In sostanza, la NASA avrebbe dovuto finanziare ben due fra i progetti proposti, ma in seguito ha rivisto questa decisione “per mancanza di fondi“. L’agenzia spaziale statunitense in realtà ha preso la scelta più ovvia, selezionando l’unica impresa che fino ad ora ha dimostrato di aver raggiunto dei risultati concreti e dimostrabili nell’ambito dell’esplorazione dello spazio.

Bisogna però sottolineare che ad oggi i prototipi di SpaceX tendono ad esplodere con una certa frequenza, ma questo sembra non rappresentare un grosso problema, anzi si allinea perfettamente con la filosofia del “move fast and break things” che sembra essere molto diffusa nel mondo occidentale.

La NASA non è del tutto entusiasta di dover stringere questa collaborazione con lo SpaceX, ma al tempo stesso è costretta a farlo perché i contendenti non possono offrire nulla di più che semplici progetti, buone idee e una disperata voglia di emergere.

Tutto ciò Elon Musk non ha mancato di sottolinearlo con un’eleganza non da poco, lanciando addirittura su Twitter delle frecciatine rivolte a Jeff Bezos, e in particolare ironizzava su come quest’ultimo non riesca neppure “a tirarlo su (in orbita)”. Ma a parte le battutine infantili sull’impotenza maschile, Musk non ha tutti i torti, perché per dar vita alla sua rete satellitare, il CEO di Amazon non ha potuto contare sul progetto (ancora acerbo) di Blue Origin, ma ha dovuto chiedere assistenza alla rivale United Launch Alliance.

In realtà appoggiarsi direttamente allo SpaceX sarebbe stato molto più semplice ma Bezos rifiuta di finanziare colui che pian piano sta diventando la sua “nemesi“. Inoltre alla base delle contestazioni mosse da Blue Origin e Dynetics ci sono proprio le offerte irrangiungibili di Musk. Secondo le due aziende, l’influenza spaziale dello SpaceX sta assumendo via via delle proporzioni sempre più monopolistiche, e il fatto di finanziare con dei soldi pubblici colui che già si trova in testa alla competizione non farà che aumentare questo enorme divario.

Anche la stessa NASA ha affermato che si tratta di una scelta molto rischiosa, anche perché il miliardario sudafricano ha già dimostrato una certa presunzione e un’arroganza non da poco, come testimonia un episodio avvenuto nel 2019.

In quell’occasione un satellite dell’ESA (European Space Agency) era a rischio collisione con un satellite di SpaceX. I tecnici europei, ovviamente allarmati, sono intervenuti subito per cercare di entrare in contatto con il team americano e avvisarlo del problema, ma questo, in tutta risposta, ha semplicemente affermato di non avere alcuna intenzione di partecipare alle manovre di evasione. A seguito della decisione dell’azienda di Elon Musk di mantenere inalterata la rotta del proprio satellite, l’agenzia internazionale è stata costretta a farsi da parte.

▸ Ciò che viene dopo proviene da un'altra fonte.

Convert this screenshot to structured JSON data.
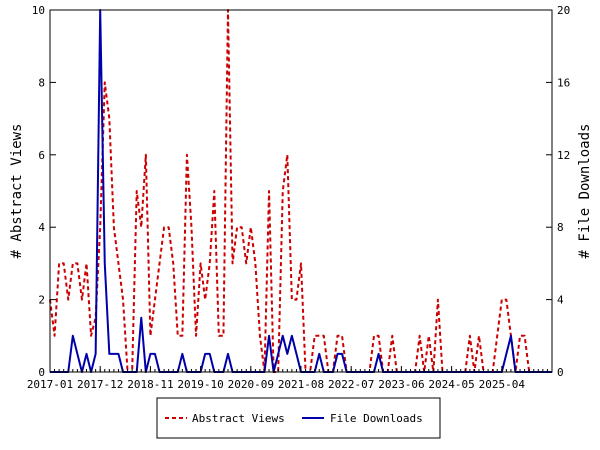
{
  "chart_data": {
    "type": "line",
    "ylabel_left": "# Abstract Views",
    "ylabel_right": "# File Downloads",
    "ylim_left": [
      0,
      10
    ],
    "ylim_right": [
      0,
      20
    ],
    "yticks_left": [
      "0",
      "2",
      "4",
      "6",
      "8",
      "10"
    ],
    "yticks_right": [
      "0",
      "4",
      "8",
      "12",
      "16",
      "20"
    ],
    "xticks": [
      "2017-01",
      "2017-12",
      "2018-11",
      "2019-10",
      "2020-09",
      "2021-08",
      "2022-07",
      "2023-06",
      "2024-05",
      "2025-04"
    ],
    "legend_position": "bottom-center",
    "grid": false,
    "series": [
      {
        "name": "Abstract Views",
        "axis": "left",
        "color": "#cc0000",
        "style": "dashed",
        "values": [
          2,
          1,
          3,
          3,
          2,
          3,
          3,
          2,
          3,
          1,
          1.5,
          4,
          8,
          7,
          4,
          3,
          2,
          0,
          0,
          5,
          4,
          6,
          1,
          2,
          3,
          4,
          4,
          3,
          1,
          1,
          6,
          4,
          1,
          3,
          2,
          3,
          5,
          1,
          1,
          10,
          3,
          4,
          4,
          3,
          4,
          3,
          1,
          0,
          5,
          0,
          0,
          5,
          6,
          2,
          2,
          3,
          0,
          0,
          1,
          1,
          1,
          0,
          0,
          1,
          1,
          0,
          0,
          0,
          0,
          0,
          0,
          1,
          1,
          0,
          0,
          1,
          0,
          0,
          0,
          0,
          0,
          1,
          0,
          1,
          0,
          2,
          0,
          0,
          0,
          0,
          0,
          0,
          1,
          0,
          1,
          0,
          0,
          0,
          1,
          2,
          2,
          1,
          0,
          1,
          1,
          0,
          0,
          0,
          0,
          0,
          0
        ]
      },
      {
        "name": "File Downloads",
        "axis": "right",
        "color": "#0000aa",
        "style": "solid",
        "values": [
          0,
          0,
          0,
          0,
          0,
          2,
          1,
          0,
          1,
          0,
          1,
          20,
          6,
          1,
          1,
          1,
          0,
          0,
          0,
          0,
          3,
          0,
          1,
          1,
          0,
          0,
          0,
          0,
          0,
          1,
          0,
          0,
          0,
          0,
          1,
          1,
          0,
          0,
          0,
          1,
          0,
          0,
          0,
          0,
          0,
          0,
          0,
          0,
          2,
          0,
          1,
          2,
          1,
          2,
          1,
          0,
          0,
          0,
          0,
          1,
          0,
          0,
          0,
          1,
          1,
          0,
          0,
          0,
          0,
          0,
          0,
          0,
          1,
          0,
          0,
          0,
          0,
          0,
          0,
          0,
          0,
          0,
          0,
          0,
          0,
          0,
          0,
          0,
          0,
          0,
          0,
          0,
          0,
          0,
          0,
          0,
          0,
          0,
          0,
          0,
          1,
          2,
          0,
          0,
          0,
          0,
          0,
          0,
          0,
          0,
          0
        ]
      }
    ]
  }
}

Jeff Bezos non è però intenzionato a farsi da parte. Questo appalto gli consentirebbe infatti di riscattare la sua Blue Origin, ma, ancora più importante, quei 2,9 miliardi gli consentirebbero di compiere delle ricerche in ambito ingegneristico da poter essere poi applicate ai suoi progetti privati. In passato, infatti, a seguito della perdita del contratto con la Space Force statunitense, le ambizioni spaziali di Bezos hanno subito un fortissimo rallentamento. Se dovesse ripetersi un episodio simile, quindi, Musk guadagnerebbe un vantaggio tale da risultare definitivamente irraggiungibile.